I've been exceedingly negligent the last week or so in my blog postings, but it turns out that I have a good excuse.
Galena and I have been trying to have kids for the last five years, to no avail. We didn't quite push it to the limits of medical science, but we came pretty close. To paraphrase Terence, nothing that is medical remained foreign to us, and we became intimately acquainted with a profusion of drugs, procedures and three-letter medical acronyms. A little over a year ago, we concluded that begetting our own children wasn't going to happen, and we began looking into adoption.
For the record, adopting a kid is a great deal more work than making one on your own, and not nearly as much fun. Think of it as college without the parties. You go to classes; you write a lot of essays; you're assigned insane amounts of homework. You submit to being examined and prodded and tested in every conceivable way. If it took this much paperwork to have a kid in the normal way, the human race would be extinct in two generations.
In a journey filled with irony, the most ironic moment came last March, one week after our adoption agency had finally approved us, and put our names on their year-long waiting list. Dorothy, a 16-year old girl from our church, knew that we were looking to adopt; she invited us to have coffee with her and her 18-year old boyfriend Emmanuel. It turns out she was pregnant, they had decided not to have an abortion, and they wanted to know if we would adopt their baby. Swallowing hard, and with damp eyes, we said yes.
According to the ultrasounds, Dorothy was due on September 7, but we wondered all along if maybe she was further along than the doctors thought. We were excited then, but not entirely surprised, when we received a call last Friday afternoon that she was having contractions. We hadn't quite finished assembling the nursery, and hadn't purchased all the diapers or formula we'd need, but otherwise we were mostly ready. Galena ran home to grab the car seat and we headed to Dorothy's house to assess the situation.
The situation, though, seemed to need very little assessment. Dorothy's back was hurting her, and she was having very irregular contractions, but she was otherwise fine. We had dinner with her family, took a walk with Dorothy and a friend, took some pictures, and then headed home.
The next morning things were pretty much the same: some back pain, very irregular contractions. Dorothy was getting tired of not making any progress, so she scheduled a visit with her midwife that afternoon to see what the situation was.
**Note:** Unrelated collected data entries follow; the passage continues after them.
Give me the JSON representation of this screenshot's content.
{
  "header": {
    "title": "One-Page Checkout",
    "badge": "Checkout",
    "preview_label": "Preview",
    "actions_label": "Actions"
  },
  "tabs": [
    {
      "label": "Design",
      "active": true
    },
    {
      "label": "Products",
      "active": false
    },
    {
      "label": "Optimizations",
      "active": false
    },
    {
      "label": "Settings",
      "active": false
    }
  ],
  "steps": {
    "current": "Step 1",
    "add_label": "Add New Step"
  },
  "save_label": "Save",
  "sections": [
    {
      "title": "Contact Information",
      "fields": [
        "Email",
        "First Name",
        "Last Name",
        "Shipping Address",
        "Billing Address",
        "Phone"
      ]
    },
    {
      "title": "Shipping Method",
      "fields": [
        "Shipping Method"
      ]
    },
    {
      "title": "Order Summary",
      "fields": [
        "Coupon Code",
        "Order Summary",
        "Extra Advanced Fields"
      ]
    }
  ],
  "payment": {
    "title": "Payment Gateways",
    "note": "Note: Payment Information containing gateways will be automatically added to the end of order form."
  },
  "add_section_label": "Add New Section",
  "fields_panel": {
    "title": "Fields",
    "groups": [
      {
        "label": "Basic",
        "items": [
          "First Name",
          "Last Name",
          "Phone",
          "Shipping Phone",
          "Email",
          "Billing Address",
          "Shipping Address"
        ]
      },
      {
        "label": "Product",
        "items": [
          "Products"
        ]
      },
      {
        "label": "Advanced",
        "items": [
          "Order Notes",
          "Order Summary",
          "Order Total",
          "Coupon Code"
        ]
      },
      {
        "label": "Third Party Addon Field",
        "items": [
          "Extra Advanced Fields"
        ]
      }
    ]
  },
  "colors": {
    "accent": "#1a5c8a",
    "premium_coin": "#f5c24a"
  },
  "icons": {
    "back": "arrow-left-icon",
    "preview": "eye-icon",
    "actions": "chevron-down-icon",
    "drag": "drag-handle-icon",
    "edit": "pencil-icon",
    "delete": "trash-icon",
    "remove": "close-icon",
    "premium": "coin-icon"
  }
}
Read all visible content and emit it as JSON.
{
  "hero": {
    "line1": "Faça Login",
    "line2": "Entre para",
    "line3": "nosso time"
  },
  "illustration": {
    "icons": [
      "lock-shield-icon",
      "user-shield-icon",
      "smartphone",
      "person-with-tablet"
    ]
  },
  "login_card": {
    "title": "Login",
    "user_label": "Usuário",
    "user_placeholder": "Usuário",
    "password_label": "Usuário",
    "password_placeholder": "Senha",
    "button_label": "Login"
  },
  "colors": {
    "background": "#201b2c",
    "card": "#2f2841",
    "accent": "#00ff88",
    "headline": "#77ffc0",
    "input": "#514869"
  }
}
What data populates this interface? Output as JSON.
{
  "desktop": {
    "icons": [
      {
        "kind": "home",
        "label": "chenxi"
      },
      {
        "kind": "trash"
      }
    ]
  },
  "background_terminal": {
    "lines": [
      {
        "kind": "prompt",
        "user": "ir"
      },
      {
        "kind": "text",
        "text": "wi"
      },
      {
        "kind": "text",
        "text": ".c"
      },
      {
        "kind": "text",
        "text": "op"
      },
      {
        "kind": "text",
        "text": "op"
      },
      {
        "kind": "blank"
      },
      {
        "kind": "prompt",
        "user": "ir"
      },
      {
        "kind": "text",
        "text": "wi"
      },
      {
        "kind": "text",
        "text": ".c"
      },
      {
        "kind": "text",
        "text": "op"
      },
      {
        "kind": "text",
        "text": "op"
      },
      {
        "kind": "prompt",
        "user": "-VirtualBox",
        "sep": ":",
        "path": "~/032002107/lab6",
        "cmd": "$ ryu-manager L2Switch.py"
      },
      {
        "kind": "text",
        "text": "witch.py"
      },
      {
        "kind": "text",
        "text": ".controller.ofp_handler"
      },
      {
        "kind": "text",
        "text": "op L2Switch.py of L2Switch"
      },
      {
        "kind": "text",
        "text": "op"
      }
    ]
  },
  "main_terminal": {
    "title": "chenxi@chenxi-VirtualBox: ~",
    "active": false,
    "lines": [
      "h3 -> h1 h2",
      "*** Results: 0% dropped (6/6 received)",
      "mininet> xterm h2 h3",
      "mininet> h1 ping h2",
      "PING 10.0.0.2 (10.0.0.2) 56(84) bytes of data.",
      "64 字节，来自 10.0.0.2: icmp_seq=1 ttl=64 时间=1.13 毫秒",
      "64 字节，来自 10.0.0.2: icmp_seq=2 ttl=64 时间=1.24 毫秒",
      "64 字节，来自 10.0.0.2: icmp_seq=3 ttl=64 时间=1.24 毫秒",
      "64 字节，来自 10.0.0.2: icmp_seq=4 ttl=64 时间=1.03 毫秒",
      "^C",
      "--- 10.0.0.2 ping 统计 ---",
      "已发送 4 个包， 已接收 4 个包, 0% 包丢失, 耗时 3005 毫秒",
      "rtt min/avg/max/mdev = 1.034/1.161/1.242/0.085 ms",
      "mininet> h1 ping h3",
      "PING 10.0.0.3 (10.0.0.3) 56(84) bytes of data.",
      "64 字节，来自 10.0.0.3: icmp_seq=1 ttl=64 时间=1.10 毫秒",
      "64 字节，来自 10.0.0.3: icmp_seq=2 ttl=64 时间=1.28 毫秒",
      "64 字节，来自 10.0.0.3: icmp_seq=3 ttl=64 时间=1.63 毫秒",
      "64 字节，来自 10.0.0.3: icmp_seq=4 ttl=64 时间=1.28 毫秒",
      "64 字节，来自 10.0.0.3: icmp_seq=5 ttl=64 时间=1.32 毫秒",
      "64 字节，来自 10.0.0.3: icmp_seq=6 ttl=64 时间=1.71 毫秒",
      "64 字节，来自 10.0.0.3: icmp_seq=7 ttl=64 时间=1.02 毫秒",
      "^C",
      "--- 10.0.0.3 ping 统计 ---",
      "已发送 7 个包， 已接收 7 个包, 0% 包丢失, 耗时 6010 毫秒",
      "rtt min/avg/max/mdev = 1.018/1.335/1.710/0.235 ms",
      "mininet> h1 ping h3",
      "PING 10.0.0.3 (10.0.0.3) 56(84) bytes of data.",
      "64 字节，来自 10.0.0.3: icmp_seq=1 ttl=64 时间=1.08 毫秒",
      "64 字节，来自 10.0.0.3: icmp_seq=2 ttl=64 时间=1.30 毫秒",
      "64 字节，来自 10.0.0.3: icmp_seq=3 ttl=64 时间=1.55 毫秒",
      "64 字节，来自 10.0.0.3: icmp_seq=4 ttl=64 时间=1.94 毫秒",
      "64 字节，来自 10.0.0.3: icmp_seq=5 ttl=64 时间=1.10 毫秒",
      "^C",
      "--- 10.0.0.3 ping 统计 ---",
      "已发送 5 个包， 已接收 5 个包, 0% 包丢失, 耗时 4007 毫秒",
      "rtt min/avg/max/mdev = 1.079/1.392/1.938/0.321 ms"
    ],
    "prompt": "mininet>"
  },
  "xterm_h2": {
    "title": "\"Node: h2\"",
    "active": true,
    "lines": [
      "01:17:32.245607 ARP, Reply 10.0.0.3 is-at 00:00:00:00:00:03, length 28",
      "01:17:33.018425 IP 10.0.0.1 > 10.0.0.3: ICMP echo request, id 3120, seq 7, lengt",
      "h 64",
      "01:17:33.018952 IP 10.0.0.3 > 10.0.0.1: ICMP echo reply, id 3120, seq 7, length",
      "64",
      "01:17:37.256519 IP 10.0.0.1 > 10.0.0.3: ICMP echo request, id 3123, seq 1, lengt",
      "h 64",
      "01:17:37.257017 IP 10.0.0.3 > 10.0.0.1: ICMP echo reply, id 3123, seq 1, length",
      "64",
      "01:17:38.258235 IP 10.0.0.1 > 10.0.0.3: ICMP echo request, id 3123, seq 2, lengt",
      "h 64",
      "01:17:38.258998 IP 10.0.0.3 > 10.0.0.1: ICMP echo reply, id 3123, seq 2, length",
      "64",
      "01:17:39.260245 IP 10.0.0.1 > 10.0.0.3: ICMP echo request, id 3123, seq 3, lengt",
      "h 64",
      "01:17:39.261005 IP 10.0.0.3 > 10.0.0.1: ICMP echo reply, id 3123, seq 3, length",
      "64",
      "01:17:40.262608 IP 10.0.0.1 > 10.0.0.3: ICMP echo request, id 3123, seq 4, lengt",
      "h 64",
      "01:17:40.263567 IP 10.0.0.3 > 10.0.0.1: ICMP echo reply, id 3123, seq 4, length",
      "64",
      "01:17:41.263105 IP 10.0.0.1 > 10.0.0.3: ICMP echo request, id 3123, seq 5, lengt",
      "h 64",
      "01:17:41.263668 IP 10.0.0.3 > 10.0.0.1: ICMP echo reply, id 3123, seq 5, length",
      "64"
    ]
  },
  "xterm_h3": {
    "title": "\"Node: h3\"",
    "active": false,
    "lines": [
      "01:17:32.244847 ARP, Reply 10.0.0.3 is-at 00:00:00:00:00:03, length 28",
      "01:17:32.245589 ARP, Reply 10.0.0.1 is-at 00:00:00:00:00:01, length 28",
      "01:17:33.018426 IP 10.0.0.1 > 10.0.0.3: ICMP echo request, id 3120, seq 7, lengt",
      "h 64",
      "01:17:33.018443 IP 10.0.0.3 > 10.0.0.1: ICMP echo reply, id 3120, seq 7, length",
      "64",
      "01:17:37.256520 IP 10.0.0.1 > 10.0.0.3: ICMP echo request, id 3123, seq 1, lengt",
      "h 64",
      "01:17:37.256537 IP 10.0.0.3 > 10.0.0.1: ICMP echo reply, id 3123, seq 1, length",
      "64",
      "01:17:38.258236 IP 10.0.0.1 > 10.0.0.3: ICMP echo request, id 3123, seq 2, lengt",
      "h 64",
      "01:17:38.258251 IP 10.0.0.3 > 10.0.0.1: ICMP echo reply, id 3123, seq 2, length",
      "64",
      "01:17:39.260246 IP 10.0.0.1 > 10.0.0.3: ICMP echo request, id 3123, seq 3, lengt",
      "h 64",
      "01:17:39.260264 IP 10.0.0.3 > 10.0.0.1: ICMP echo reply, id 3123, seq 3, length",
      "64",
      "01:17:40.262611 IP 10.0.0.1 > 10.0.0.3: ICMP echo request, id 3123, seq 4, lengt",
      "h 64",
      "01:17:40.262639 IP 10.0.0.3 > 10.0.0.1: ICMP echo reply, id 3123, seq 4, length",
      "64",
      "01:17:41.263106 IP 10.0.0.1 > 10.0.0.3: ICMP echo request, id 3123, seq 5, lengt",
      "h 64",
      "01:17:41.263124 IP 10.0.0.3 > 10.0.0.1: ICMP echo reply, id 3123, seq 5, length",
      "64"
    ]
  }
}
Given the irregularity of the contractions, we all assumed that Dorothy was maybe slightly dilated – a centimeter or two – and that active labor wouldn't start for some time.
So when we got to the birth center, the midwife took Dorothy into another room. We heard later that the examination went something like this.
The midwife felt around, got a funny look on her face, then stood up and asked Dorothy, "Will you be offended if I swear?"
"No . . . but why?" Dorothy asked.
"Because you're fully f***ing dilated! You're ready to have this baby."
(Later, we were trying to remember if anyone had sworn during the labor. The midwife raised her hand guiltily and said, "I think I was the only one – but I was provoked by unprecedented dilation!")
In other words, Dorothy had already bypassed the first three stages of labor and was ready to proceed straight to the fourth and final one: pushing. The midwife broke Dorothy's water, and 35 minutes later, with nothing more offensive or disturbing from Dorothy than an occasional "Ow! Ow!", our joint son was born. His name is Caedmon Dante Christian Smith. Emmanuel, his birth father, caught him, and placed him on Dorothy's stomach. Caedmon howled briefly, fussed for a while longer, and then calmed down.
Like all newborns, he was more grey than pink, and like most babies who are somewhat premature, he was covered with a whitish gunk that has an official name I've since forgotten. But he cleaned up amazingly well, and apart from a slightly crooked nose from pushing his face too hard against Dorothy's pelvis, he's perfect. I'll say it: he's beautiful.
We didn't get to hold him right away, as Dorothy and Emmanuel were quite understandably fascinated with him.
But we've held him plenty since, and I'll always be grateful to Dorothy for letting us be there at his birth.
Birth at a birthing center is quite different than at a hospital. My grandmother says she was allowed to dangle her legs after six days; the midwives had us up and out before six hours had passed. Caedmon, along with Dorothy and Emmanuel, spent the next three nights at the Bellevue Embassy Suites. This was something we had agreed to at the beginning, as the two of them wanted to know something of what it would be like to be parents, to get to know him, and to figure out how to say good-bye. We spent many hours there the first couple of days, before figuring out that we also needed to give Dorothy and Emmanuel some space.
I can't describe how hard it was to say good-bye to Caedmon each time we left the hotel – but then I can't imagine how hard it was for Dorothy and Emmanuel to hand him over to someone else permanently. Even so, as hard as it was, they signed the last of the paperwork yesterday, and today they brought Caedmon home to live with us. He's going to have a huge extended family, as you can get a sense of when you see how many people came to visit him during his stay at the Embassy Suites. But we're looking forward to being just a small family for a few days.